As part of a new initiative announced by the Office of Services to the Aging (OSA), the US Administration on Community Living (ACL) has awarded Elder Law of Michigan a new grant set to go in effect over the next three years. This new initiative is focused on strengthening cooperation amongst providers of legal and human services along with the probate courts and advocacy groups. The goal of the project is to enhance the free legal services available for older adults in the state and to provide cost effective coordination and referrals to quickly and efficiently address legal problems. “We know that the right advice and assistance at the right time will minimize legal challenges for older adults,” said Kari Sederberg, Director of OSA. “We are excited to partner with Elder Law of Michigan, and other leaders in the aging and legal networks to maximize the use of programs like the Legal Hotline for Michigan Seniors and enhance coordination with local pro bono legal services, legal aid programs, and other elder rights organizations like the State Long Term Care Ombudsman and the probate courts.”
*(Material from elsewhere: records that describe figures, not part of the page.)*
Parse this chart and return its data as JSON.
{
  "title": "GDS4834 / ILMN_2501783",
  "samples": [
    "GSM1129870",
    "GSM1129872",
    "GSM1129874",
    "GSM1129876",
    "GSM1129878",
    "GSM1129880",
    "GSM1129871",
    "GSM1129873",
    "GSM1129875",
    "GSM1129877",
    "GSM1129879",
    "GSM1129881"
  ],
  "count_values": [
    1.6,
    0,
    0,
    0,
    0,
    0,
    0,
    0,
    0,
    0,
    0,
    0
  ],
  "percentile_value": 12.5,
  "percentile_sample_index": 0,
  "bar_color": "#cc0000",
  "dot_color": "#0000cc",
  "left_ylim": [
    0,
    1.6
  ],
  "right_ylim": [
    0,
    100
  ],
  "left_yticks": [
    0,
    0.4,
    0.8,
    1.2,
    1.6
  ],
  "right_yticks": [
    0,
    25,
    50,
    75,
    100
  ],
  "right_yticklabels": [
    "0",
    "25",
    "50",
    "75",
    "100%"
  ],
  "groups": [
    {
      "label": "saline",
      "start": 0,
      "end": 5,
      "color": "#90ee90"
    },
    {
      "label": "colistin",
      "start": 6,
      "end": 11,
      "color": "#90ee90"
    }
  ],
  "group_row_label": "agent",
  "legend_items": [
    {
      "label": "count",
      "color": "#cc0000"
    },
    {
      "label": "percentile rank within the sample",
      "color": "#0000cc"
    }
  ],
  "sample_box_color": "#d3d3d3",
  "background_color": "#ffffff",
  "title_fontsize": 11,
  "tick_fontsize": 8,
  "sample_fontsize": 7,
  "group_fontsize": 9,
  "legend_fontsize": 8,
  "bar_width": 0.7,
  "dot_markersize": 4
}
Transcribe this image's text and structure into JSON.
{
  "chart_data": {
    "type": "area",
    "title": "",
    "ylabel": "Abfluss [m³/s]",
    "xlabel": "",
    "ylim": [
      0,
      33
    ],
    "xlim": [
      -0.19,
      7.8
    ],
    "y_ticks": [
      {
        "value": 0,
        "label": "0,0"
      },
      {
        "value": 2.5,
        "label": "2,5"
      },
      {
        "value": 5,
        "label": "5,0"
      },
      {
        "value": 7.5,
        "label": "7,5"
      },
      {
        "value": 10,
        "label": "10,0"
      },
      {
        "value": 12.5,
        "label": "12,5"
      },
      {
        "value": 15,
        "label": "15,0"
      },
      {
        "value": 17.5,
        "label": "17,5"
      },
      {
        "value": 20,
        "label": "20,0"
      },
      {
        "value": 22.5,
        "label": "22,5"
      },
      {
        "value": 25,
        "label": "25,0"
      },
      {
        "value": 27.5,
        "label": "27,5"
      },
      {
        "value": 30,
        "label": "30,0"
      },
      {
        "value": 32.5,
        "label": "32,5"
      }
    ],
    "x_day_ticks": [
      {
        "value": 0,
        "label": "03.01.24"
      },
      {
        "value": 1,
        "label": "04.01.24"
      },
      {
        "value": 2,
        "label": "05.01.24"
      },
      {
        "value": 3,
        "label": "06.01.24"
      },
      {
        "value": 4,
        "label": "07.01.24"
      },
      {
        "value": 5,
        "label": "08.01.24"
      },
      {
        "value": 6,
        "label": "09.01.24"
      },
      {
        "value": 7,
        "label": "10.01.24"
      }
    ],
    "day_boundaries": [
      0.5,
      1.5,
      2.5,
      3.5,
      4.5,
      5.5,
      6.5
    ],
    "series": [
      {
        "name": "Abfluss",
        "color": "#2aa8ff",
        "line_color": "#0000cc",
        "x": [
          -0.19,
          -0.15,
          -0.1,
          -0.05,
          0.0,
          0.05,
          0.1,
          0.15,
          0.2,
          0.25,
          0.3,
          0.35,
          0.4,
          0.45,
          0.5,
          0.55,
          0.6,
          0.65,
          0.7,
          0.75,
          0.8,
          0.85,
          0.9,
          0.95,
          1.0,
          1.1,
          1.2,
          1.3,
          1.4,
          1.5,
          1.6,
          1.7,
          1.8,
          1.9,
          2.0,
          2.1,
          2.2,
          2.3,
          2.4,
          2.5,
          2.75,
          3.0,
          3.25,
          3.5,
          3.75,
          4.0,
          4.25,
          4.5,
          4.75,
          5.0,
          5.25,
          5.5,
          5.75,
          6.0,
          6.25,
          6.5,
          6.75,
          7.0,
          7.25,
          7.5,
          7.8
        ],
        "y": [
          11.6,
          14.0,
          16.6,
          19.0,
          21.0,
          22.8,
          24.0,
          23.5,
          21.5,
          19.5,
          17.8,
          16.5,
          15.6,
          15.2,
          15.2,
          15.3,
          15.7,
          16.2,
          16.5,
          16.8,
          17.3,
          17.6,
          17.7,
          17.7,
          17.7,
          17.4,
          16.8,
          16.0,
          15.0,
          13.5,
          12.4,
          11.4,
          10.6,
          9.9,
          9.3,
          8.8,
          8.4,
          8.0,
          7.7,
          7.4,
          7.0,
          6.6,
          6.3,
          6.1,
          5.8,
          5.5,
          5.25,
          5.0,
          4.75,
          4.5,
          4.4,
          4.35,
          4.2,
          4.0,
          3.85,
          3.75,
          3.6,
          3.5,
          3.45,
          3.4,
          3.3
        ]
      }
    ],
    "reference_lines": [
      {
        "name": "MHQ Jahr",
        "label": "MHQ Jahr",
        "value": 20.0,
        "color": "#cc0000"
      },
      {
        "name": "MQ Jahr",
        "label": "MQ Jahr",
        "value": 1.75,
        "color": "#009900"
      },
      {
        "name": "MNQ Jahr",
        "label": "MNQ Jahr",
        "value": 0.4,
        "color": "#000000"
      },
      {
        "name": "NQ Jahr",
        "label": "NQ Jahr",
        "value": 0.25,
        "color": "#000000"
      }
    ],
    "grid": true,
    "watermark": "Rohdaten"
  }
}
Older adults and their families regularly have questions and need information or advice about a wide variety of things such as: guardianship and alternatives, powers of attorney, housing, reverse mortgages, wills, Medicaid, Medicare, pensions, elder abuse, financial exploitation, and planning for care needs. Lawyers, social workers, and ombudsmen offer critical information and ideas to help solve problems and protect the rights of older adults. The new project will ensure that available services are well-known to the public and easily accessible. It will also offer opportunities for more professionals to volunteer their time and talents through legal and human services programs.

A key activity of the grant will be to convene elder rights stakeholders and create an Elder Rights Charter to assess available legal services for older adults in the state. The Charter will also identify gaps in services and create a protocol for effective referrals to get those in need of service to the right organization as quickly as possible. “We have an excellent network of elder rights providers in our state. We expect that the Elder Rights Charter will make this network more visible to older adults and their families and ensure that they know how to access the help they need when they need it. It is about solutions to personal legal problems before people need to go to court,” said Sederberg.